Beam scanning proton therapy
RION is in essence due to ischemia to the optic apparatus caused by the occlusive obstruction of the blood supply; hence leading to optic atrophy and consequential partial loss of function. In order to reduce the risk of RION particle beam therapy using protons has been employ to deliver high radiation doses to tumours in close vicinity to the optic apparatus. Particles have a finite range in tissue and a zero exit dose rendering them an advantageous treatment option in such challenging cases.
Furthermore, using pencil beam scanning (PBS); a delivery technique clinically developed at the XXX; optimises proximal dose delivery compared to passive scattered protons. patients receiving PBS PT with curative intent for a tumour of the base of skull or the head and neck (H&N) between 1999 and 2014 and who received ≥45GyRBE to the optic apparatus. This dose level was chosen because it is very unlikely that patients present any visual toxicity under this cut-off dose.
Passive scattered protons
Patients who are diagnose with a tumour of the optic apparatus are not includ in the study; neither patients who had received chemotherapy prior or concomitant to PT. Hence, 216 consecutive patients were identified. Of these; 44 (20.9%) patients presented with visual deficits (visual acuity and/or visual field deficits) prior to PT. The type of tumours is summarized.
The median patient age at PT was 47 years (interquartile range (IQR); 35.8-60), with most (83.3%) patients being less than 65 years old; with slightly more females than males All but one patient with meningioma underwent biopsy prior to PT and most of them underwent a partial resection (n=201; 93.1%), only 14 (6.5%) patients underwent total resection.

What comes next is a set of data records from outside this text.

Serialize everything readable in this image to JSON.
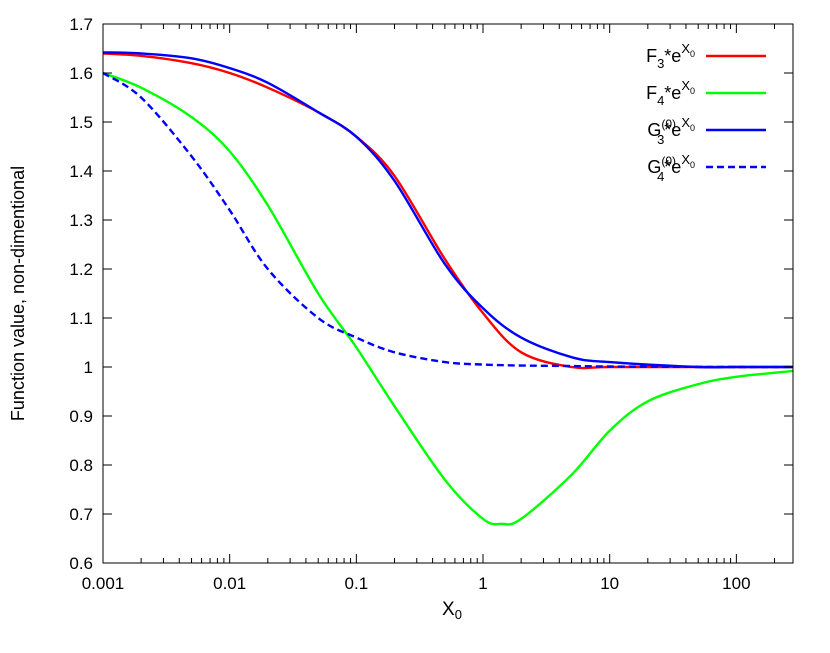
{
  "chart_data": {
    "type": "line",
    "xscale": "log",
    "xlim": [
      0.001,
      280
    ],
    "ylim": [
      0.6,
      1.7
    ],
    "grid": false,
    "legend_position": "top-right",
    "xlabel": {
      "base": "X",
      "sub": "0"
    },
    "ylabel": "Function value, non-dimentional",
    "xticks": [
      {
        "value": 0.001,
        "label": "0.001"
      },
      {
        "value": 0.01,
        "label": "0.01"
      },
      {
        "value": 0.1,
        "label": "0.1"
      },
      {
        "value": 1,
        "label": "1"
      },
      {
        "value": 10,
        "label": "10"
      },
      {
        "value": 100,
        "label": "100"
      }
    ],
    "yticks": [
      {
        "value": 0.6,
        "label": "0.6"
      },
      {
        "value": 0.7,
        "label": "0.7"
      },
      {
        "value": 0.8,
        "label": "0.8"
      },
      {
        "value": 0.9,
        "label": "0.9"
      },
      {
        "value": 1.0,
        "label": "1"
      },
      {
        "value": 1.1,
        "label": "1.1"
      },
      {
        "value": 1.2,
        "label": "1.2"
      },
      {
        "value": 1.3,
        "label": "1.3"
      },
      {
        "value": 1.4,
        "label": "1.4"
      },
      {
        "value": 1.5,
        "label": "1.5"
      },
      {
        "value": 1.6,
        "label": "1.6"
      },
      {
        "value": 1.7,
        "label": "1.7"
      }
    ],
    "series": [
      {
        "key": "f3",
        "legend": {
          "main": "F",
          "sub": "3",
          "sup": "",
          "tail": "*e",
          "exp": "X",
          "exp_sub": "0"
        },
        "color": "#ff0000",
        "dash": "solid",
        "x": [
          0.001,
          0.002,
          0.005,
          0.01,
          0.02,
          0.05,
          0.1,
          0.2,
          0.5,
          1,
          2,
          5,
          10,
          50,
          100,
          280
        ],
        "y": [
          1.64,
          1.635,
          1.62,
          1.6,
          1.57,
          1.52,
          1.47,
          1.39,
          1.22,
          1.11,
          1.03,
          1.0,
          1.0,
          1.0,
          1.0,
          1.0
        ]
      },
      {
        "key": "f4",
        "legend": {
          "main": "F",
          "sub": "4",
          "sup": "",
          "tail": "*e",
          "exp": "X",
          "exp_sub": "0"
        },
        "color": "#00ff00",
        "dash": "solid",
        "x": [
          0.001,
          0.002,
          0.005,
          0.01,
          0.02,
          0.05,
          0.1,
          0.2,
          0.5,
          1,
          1.4,
          2,
          5,
          10,
          20,
          50,
          100,
          280
        ],
        "y": [
          1.6,
          1.57,
          1.51,
          1.44,
          1.33,
          1.15,
          1.04,
          0.92,
          0.77,
          0.69,
          0.68,
          0.69,
          0.78,
          0.87,
          0.93,
          0.965,
          0.98,
          0.992
        ]
      },
      {
        "key": "g3",
        "legend": {
          "main": "G",
          "sub": "3",
          "sup": "(0)",
          "tail": "*e",
          "exp": "X",
          "exp_sub": "0"
        },
        "color": "#0000ff",
        "dash": "solid",
        "x": [
          0.001,
          0.002,
          0.005,
          0.01,
          0.02,
          0.05,
          0.1,
          0.2,
          0.5,
          1,
          2,
          5,
          10,
          50,
          100,
          280
        ],
        "y": [
          1.642,
          1.64,
          1.63,
          1.61,
          1.58,
          1.52,
          1.47,
          1.38,
          1.21,
          1.12,
          1.06,
          1.02,
          1.01,
          1.0,
          1.0,
          1.0
        ]
      },
      {
        "key": "g4",
        "legend": {
          "main": "G",
          "sub": "4",
          "sup": "(0)",
          "tail": "*e",
          "exp": "X",
          "exp_sub": "0"
        },
        "color": "#0000ff",
        "dash": "dashed",
        "x": [
          0.001,
          0.002,
          0.005,
          0.01,
          0.02,
          0.05,
          0.1,
          0.2,
          0.5,
          1,
          2,
          5,
          10,
          100,
          280
        ],
        "y": [
          1.6,
          1.55,
          1.43,
          1.32,
          1.2,
          1.1,
          1.06,
          1.03,
          1.01,
          1.005,
          1.003,
          1.002,
          1.001,
          1.0,
          1.0
        ]
      }
    ]
  }
}
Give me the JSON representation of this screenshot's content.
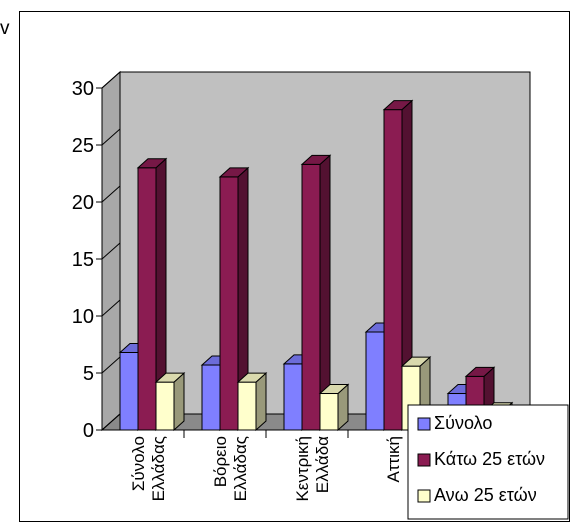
{
  "clipped_text": "v",
  "chart_data": {
    "type": "bar",
    "subtype": "3d-clustered-column",
    "categories": [
      "Σύνολο\nΕλλάδας",
      "Βόρειο\nΕλλάδας",
      "Κεντρική\nΕλλάδα",
      "Αττική",
      ""
    ],
    "series": [
      {
        "name": "Σύνολο",
        "values": [
          6.8,
          5.7,
          5.8,
          8.6,
          3.2
        ],
        "color": "#7f7fff"
      },
      {
        "name": "Κάτω 25 ετών",
        "values": [
          23.0,
          22.2,
          23.3,
          28.1,
          4.7
        ],
        "color": "#8b1c52"
      },
      {
        "name": "Ανω 25 ετών",
        "values": [
          4.2,
          4.2,
          3.2,
          5.6,
          1.6
        ],
        "color": "#ffffcc"
      }
    ],
    "ylim": [
      0,
      30
    ],
    "yticks": [
      0,
      5,
      10,
      15,
      20,
      25,
      30
    ],
    "grid": false,
    "legend": "bottom-right",
    "wall_color": "#c0c0c0"
  }
}
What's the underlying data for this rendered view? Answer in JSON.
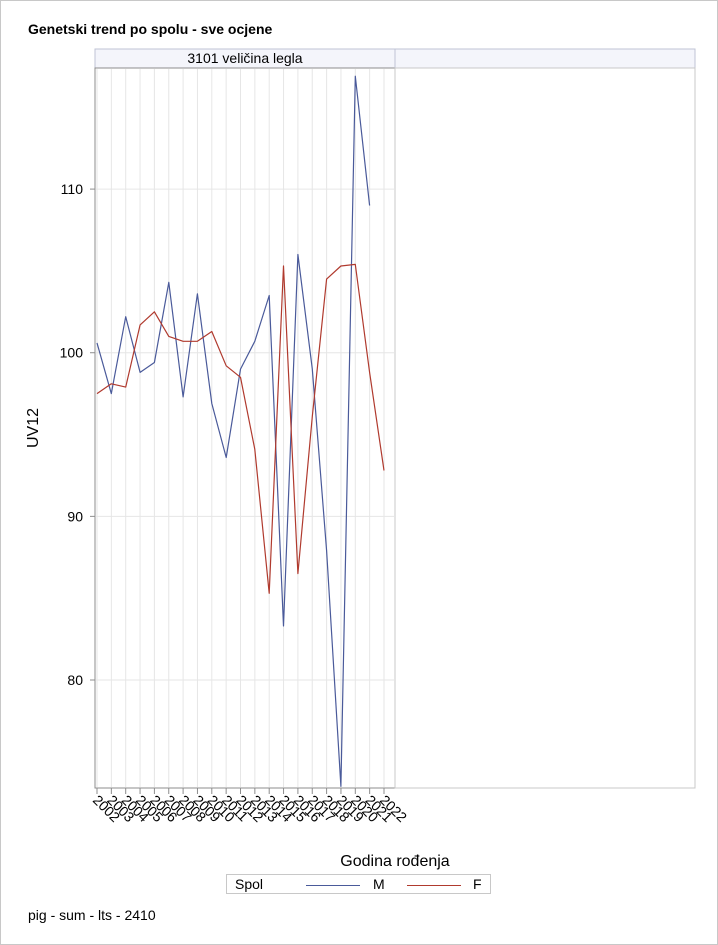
{
  "title": "Genetski trend po spolu - sve ocjene",
  "footnote": "pig - sum - lts - 2410",
  "colors": {
    "M": "#4a5a9a",
    "F": "#b03a2e",
    "grid": "#e6e6e6",
    "axis": "#8c8c8c",
    "header_bg": "#f4f5fb"
  },
  "chart_data": {
    "type": "line",
    "panel_header": "3101 veličina legla",
    "xlabel": "Godina rođenja",
    "ylabel": "UV12",
    "x": [
      "2002",
      "2003",
      "2004",
      "2005",
      "2006",
      "2007",
      "2008",
      "2009",
      "2010",
      "2011",
      "2012",
      "2013",
      "2014",
      "2015",
      "2016",
      "2017",
      "2018",
      "2019",
      "2020",
      "2021",
      "2022"
    ],
    "y_ticks": [
      80,
      90,
      100,
      110
    ],
    "ylim": [
      73.4,
      117.4
    ],
    "grid": true,
    "legend_title": "Spol",
    "series": [
      {
        "name": "M",
        "color": "#4a5a9a",
        "values": [
          100.6,
          97.5,
          102.2,
          98.8,
          99.4,
          104.3,
          97.3,
          103.6,
          96.9,
          93.6,
          99.0,
          100.7,
          103.5,
          83.3,
          106.0,
          99.0,
          87.9,
          73.5,
          116.9,
          109.0,
          null
        ]
      },
      {
        "name": "F",
        "color": "#b03a2e",
        "values": [
          97.5,
          98.1,
          97.9,
          101.7,
          102.5,
          101.0,
          100.7,
          100.7,
          101.3,
          99.2,
          98.5,
          94.1,
          85.3,
          105.3,
          86.5,
          96.1,
          104.5,
          105.3,
          105.4,
          98.8,
          92.8
        ]
      }
    ]
  }
}
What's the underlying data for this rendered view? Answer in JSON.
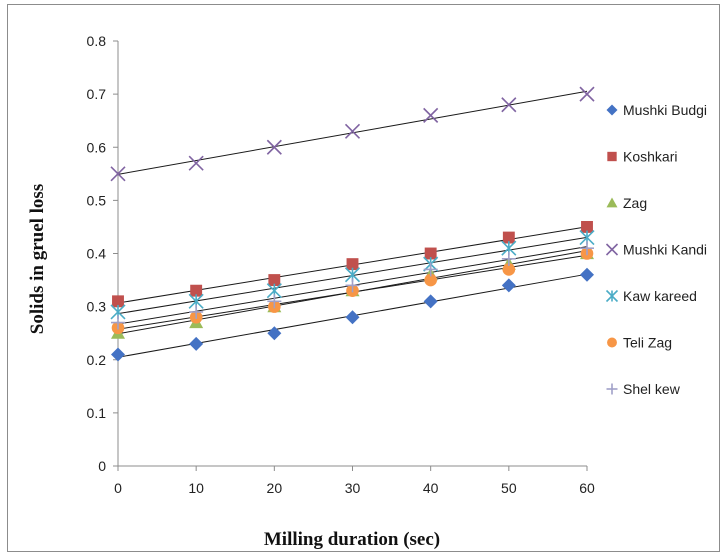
{
  "chart_data": {
    "type": "scatter",
    "xlabel": "Milling duration (sec)",
    "ylabel": "Solids in gruel loss",
    "xlim": [
      0,
      60
    ],
    "ylim": [
      0,
      0.8
    ],
    "x_ticks": [
      "0",
      "10",
      "20",
      "30",
      "40",
      "50",
      "60"
    ],
    "y_ticks": [
      "0",
      "0.1",
      "0.2",
      "0.3",
      "0.4",
      "0.5",
      "0.6",
      "0.7",
      "0.8"
    ],
    "x": [
      0,
      10,
      20,
      30,
      40,
      50,
      60
    ],
    "grid": false,
    "legend_position": "right",
    "trendlines": true,
    "series": [
      {
        "name": "Mushki Budgi",
        "marker": "diamond",
        "color": "#4472c4",
        "values": [
          0.21,
          0.23,
          0.25,
          0.28,
          0.31,
          0.34,
          0.36
        ]
      },
      {
        "name": "Koshkari",
        "marker": "square",
        "color": "#c0504d",
        "values": [
          0.31,
          0.33,
          0.35,
          0.38,
          0.4,
          0.43,
          0.45
        ]
      },
      {
        "name": "Zag",
        "marker": "triangle",
        "color": "#9bbb59",
        "values": [
          0.25,
          0.27,
          0.3,
          0.33,
          0.36,
          0.38,
          0.4
        ]
      },
      {
        "name": "Mushki Kandi",
        "marker": "x",
        "color": "#8064a2",
        "values": [
          0.55,
          0.57,
          0.6,
          0.63,
          0.66,
          0.68,
          0.7
        ]
      },
      {
        "name": "Kaw kareed",
        "marker": "star",
        "color": "#4bacc6",
        "values": [
          0.29,
          0.31,
          0.33,
          0.36,
          0.38,
          0.41,
          0.43
        ]
      },
      {
        "name": "Teli Zag",
        "marker": "circle",
        "color": "#f79646",
        "values": [
          0.26,
          0.28,
          0.3,
          0.33,
          0.35,
          0.37,
          0.4
        ]
      },
      {
        "name": "Shel kew",
        "marker": "plus",
        "color": "#a0a0c8",
        "values": [
          0.27,
          0.29,
          0.31,
          0.34,
          0.37,
          0.39,
          0.41
        ]
      }
    ]
  }
}
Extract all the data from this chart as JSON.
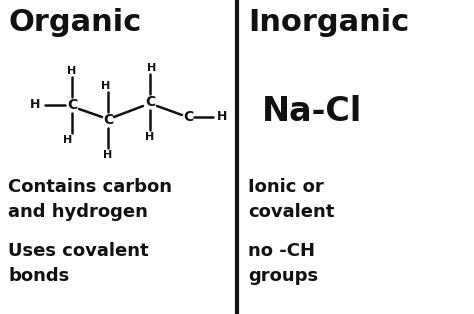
{
  "bg_color": "#ffffff",
  "divider_color": "#111111",
  "text_color": "#111111",
  "left_title": "Organic",
  "right_title": "Inorganic",
  "right_nacl": "Na-Cl",
  "left_text1": "Contains carbon\nand hydrogen",
  "left_text2": "Uses covalent\nbonds",
  "right_text1": "Ionic or\ncovalent",
  "right_text2": "no -CH\ngroups",
  "figwidth": 4.74,
  "figheight": 3.14,
  "dpi": 100
}
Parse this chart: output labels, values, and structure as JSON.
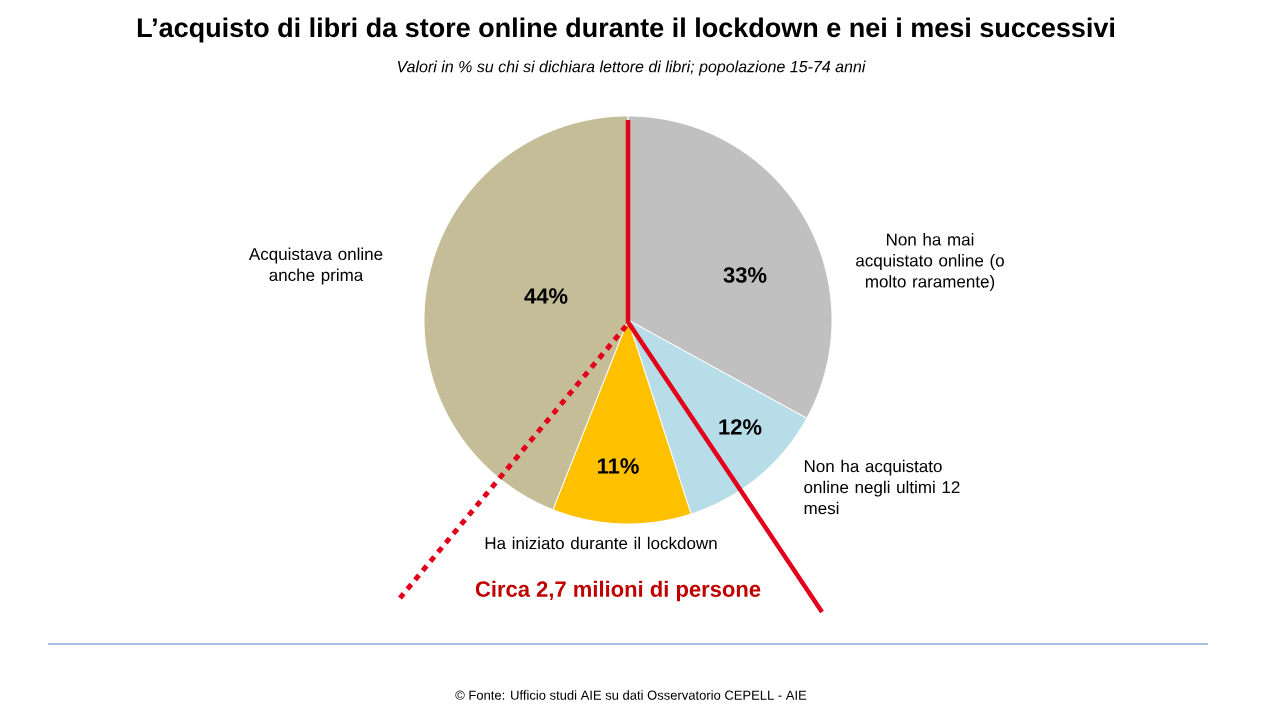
{
  "chart_data": {
    "type": "pie",
    "title": "L’acquisto di libri da store online durante il lockdown e nei i mesi successivi",
    "subtitle": "Valori in % su chi si dichiara lettore di libri; popolazione 15-74 anni",
    "categories": [
      "Non ha mai acquistato online (o molto raramente)",
      "Non ha acquistato online negli ultimi 12 mesi",
      "Ha iniziato durante il lockdown",
      "Acquistava online anche prima"
    ],
    "values": [
      33,
      12,
      11,
      44
    ],
    "colors": [
      "#c0c0c0",
      "#b7dde8",
      "#ffc000",
      "#c4bd97"
    ],
    "value_labels": [
      "33%",
      "12%",
      "11%",
      "44%"
    ],
    "annotations": [
      "Circa 2,7 milioni di persone",
      "© Fonte: Ufficio studi AIE su dati Osservatorio CEPELL - AIE"
    ]
  }
}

This is follow by adjuvant PT in 164 patients (75.9%) while the other patients (n=52; 24.1%) received salvage proton therapy following tumour recurrence. The dose/volume metrics on the optic apparatus are detail. The median postoperative volume of the residual disease as identify on the planning computed tomography and postoperative MRI; and defining the gross tumour volume (GTV), was 25.6 cm3 (range 0.0 – 205.3). When a dose boost is plan this is deliver sequentially.